You may want to use the .calc_slopes() method after a fit

I don't think so, as I'd like uncertainties to calculate the slopes, while relying on it to calculate the propagating errors by itself...

and in the non-linear case also the breakpoints.

Could you please explain how is do the array terms in .se are divided between the breakpoints and the betas in the non linear case? In general I think .se, and this detail should be documented. A bonus documentation to this attribute, or to the examples page, could be an uncertainties code example like mine - which would allow you to close this issue :).

doronbehar commented 5 months ago

Apparently (both) of my code excerpts above were counting the indices wrongly in pwlf_.beta... Here's a version I proved to be correct, via a numpy.allclose assertion.
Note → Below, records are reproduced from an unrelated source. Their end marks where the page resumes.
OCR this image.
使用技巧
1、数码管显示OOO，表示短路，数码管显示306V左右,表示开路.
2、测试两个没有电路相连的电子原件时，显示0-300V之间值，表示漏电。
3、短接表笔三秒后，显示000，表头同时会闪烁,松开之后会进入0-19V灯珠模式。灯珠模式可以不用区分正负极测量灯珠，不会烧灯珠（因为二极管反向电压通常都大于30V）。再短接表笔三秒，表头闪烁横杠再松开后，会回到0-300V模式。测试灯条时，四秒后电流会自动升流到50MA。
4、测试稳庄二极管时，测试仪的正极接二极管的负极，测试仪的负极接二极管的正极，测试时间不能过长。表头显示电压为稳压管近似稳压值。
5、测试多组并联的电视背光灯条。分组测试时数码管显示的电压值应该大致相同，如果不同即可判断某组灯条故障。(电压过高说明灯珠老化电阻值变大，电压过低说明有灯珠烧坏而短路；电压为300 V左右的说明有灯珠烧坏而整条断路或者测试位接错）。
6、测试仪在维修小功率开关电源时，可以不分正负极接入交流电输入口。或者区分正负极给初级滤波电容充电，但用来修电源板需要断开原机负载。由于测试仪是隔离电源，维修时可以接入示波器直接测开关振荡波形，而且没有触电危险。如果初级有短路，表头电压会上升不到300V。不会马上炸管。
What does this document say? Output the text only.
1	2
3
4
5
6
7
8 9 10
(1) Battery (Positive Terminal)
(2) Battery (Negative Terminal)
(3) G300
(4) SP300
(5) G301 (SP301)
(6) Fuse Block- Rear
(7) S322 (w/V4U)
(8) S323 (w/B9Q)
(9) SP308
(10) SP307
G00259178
pwlf_ = pwlf.PiecewiseLinFit(x,y)
pwlf_.fit(N)
betas = uncertainties.unumpy.uarray(pwlf_.beta, pwlf_.se)
# Need to calculate p_values so that .se attribute will exist
pwlf_.p_values()
betas = uncertainties.unumpy.uarray(pwlf_.beta, pwlf_.se)
slopes = []
# Don't iterate beta[0], as it is not a slope, but a constant added to all
# pieces of the fit
for topIdx in range(len(betas[1:])):
    slopes.append(np.sum(betas[1:topIdx+2]))
# Check that the slopes calculated above are correct
assert np.allclose(
    [s.nominal_values for s in slopes]
    pwlf_.calc_slopes()
)
# slopes with errors to each are now contained in the `slopes` list, and the
# values are correlated. The correlation matrix could be shown with:
print(np.matrix(uncertainties.correlation_matrix(slopes)))